Generell seien Frauen unzufriedener mit der Vereinbarkeit von Promotion und Familie, so der Beitrag weiter – was unter anderem wohl daran liegt, dass sie nach wie vor in höherem Maße die Verantwortung für die Kinderbetreuung übernehmen. Das spiegelt sich auch im Frauenanteil unter den Postdocs und Professor:innen wider, der deutlich unter dem der Männer liegt.  

Dennoch: Gibt es den perfekten Zeitpunkt, Kinder zu bekommen? Wohl nicht. Und auch eine Promotion mit Kind kann gut gelingen. Worauf ist zu achten? Wo gibt es Unterstützung, finanziell und bei der Betreuung? Und was passiert, wenn eine Doktorandin während der Promotion schwanger wird, zumal in einem befristeten Anstellungsverhältnis? Diesen Fragen gehen wir auf den Grund.  

Promovieren mit Kind aus Sicht einer Mutter

Zu Beginn meiner Promotion konnte ich sehr flexibel arbeiten, da meine Tochter noch nicht geboren war.

Das änderte sich jedoch schlagartig nach ihrer Geburt. Damals haben wir versucht, die Betreuungszeiten während ihres ersten Lebensjahres gleichberechtigt auf beide Eltern zu verteilen, damit jeder von uns auch weiterhin im Beruf vorankommt – wenn auch etwas weniger als zuvor. Das würde ich auch wieder tun und anderen Paaren empfehlen.

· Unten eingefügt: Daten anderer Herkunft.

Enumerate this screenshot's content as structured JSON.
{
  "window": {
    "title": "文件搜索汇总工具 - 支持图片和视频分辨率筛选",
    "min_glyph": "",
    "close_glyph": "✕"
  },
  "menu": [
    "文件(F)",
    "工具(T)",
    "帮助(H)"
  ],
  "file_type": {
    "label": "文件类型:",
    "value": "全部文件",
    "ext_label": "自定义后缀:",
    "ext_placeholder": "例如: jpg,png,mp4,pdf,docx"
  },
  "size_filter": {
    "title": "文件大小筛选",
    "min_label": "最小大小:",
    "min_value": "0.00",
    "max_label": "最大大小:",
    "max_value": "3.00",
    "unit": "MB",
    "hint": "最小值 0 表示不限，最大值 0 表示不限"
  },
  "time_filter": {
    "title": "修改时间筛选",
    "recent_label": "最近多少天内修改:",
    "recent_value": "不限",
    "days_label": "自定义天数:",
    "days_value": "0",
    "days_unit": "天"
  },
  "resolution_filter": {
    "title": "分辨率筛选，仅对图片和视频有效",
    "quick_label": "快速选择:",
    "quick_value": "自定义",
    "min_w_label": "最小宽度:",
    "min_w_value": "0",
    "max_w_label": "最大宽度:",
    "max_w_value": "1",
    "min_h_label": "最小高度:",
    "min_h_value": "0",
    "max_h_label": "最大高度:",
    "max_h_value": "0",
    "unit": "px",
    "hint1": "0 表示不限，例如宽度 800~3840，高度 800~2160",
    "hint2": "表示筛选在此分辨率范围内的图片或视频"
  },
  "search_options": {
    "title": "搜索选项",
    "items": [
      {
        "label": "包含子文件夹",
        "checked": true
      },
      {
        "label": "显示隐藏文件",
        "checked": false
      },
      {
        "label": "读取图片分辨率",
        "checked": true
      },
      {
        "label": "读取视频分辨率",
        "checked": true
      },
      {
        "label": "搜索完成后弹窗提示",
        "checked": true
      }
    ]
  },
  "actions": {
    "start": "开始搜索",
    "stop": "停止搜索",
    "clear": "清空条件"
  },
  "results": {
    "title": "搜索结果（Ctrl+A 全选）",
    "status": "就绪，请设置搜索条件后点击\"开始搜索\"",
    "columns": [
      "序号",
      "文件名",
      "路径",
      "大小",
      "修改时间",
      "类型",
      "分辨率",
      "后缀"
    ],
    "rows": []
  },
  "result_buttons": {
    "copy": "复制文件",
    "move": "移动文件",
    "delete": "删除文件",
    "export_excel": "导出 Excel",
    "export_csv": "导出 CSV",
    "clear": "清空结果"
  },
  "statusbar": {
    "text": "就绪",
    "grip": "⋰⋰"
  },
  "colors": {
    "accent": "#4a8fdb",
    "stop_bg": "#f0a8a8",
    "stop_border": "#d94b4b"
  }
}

Daher mein Tipp an Promovierende mit Kind: Selbstbewusst erst einmal kleinere Schritte gehen, aber dennoch am Ball bleiben. Bei solchen kleinen wie auch großen Schritten hat mir die Unterstützung und familienfreundliche Einstellung der Hans-Böckler-Stiftung sehr geholfen, von der ich ein Promotionsstipendium hatte.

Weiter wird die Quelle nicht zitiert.